As an example of Modern Orthodoxy’s pervasive and permissive environment, it happens that Frisch itself had for years employed and touted Lanner as a teacher and administrator.
Given his unexceptional high school record, Kushner’s acceptance by Harvard highlights another iron-clad reality: the power of money, in Jewish as well as secular American life. With the understandable need to recruit and retain major donors to underwrite our economically unsustainable network of institutions, especially yeshivas and day schools, compromises are both inevitable and ubiquitous.
After Ivan Boesky was convicted of fraud back in the 1980s, the prominent arbitrageur and philanthropist asked that his name be removed from the new library of the Jewish Theological Seminary, the flagship academy of Judaism’s more progressive Conservative movement. Despite the more glaring and outrageous behavior of Kushner’s father Charles, who also served time in federal prison, a self-described “Modern Orthodox” (and presumably more devout) yeshiva still proudly carries the family name with no hint of stigma.
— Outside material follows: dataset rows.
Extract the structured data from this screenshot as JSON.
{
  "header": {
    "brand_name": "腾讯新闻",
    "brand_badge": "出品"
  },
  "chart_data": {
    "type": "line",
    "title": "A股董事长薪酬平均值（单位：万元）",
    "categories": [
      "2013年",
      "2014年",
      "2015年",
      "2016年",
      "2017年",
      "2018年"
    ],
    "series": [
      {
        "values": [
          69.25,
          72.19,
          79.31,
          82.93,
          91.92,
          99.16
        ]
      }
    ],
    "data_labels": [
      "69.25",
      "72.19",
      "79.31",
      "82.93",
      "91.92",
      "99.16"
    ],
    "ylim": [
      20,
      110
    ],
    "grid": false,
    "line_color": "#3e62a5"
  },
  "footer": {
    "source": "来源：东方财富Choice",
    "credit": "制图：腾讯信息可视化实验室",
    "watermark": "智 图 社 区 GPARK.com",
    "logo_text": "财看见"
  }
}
Perhaps a sense of shame is simply reserved for the “less religious” and not considered a requisite for Modern Orthodox society. Very few if any schools within the Orthodox or Modern Orthodox community don’t pay deference and reverence to their major donors, regardless of the frequent legal or moral entanglements. What message does this send to children of privilege, or to the children of parents like Peter or myself, who are expected to venerate such philanthropists?
Personally, I aspire to remain within the Modern Orthodox parameters, no matter how loosely drawn or poorly represented. But I have few illusions as to the purity of our enterprise. And I no longer pretend to myself that the problems are confined to a few self-important elite families or the occasional corrupt rabbi.
Sadly, any complaints against Jared Kushner’s adherence to “Modern Orthodox” values could be equally applied to hundreds of his peers. The institutions they support will continue to extol their virtues. And the rest of us will continue to write checks and to entrust our children. What other options do we have?
As Peter implies, we should not expect any serious “after action” reports, which in any case — based on past experience — would lead to no lasting improvements. We should draw the lessons for ourselves, both obvious and elusive. We should model the values we desire our children to embody. But let’s stop dignifying mediocrity and ivory-tower rabbinics by calling this a movement. At best, we are in stasis.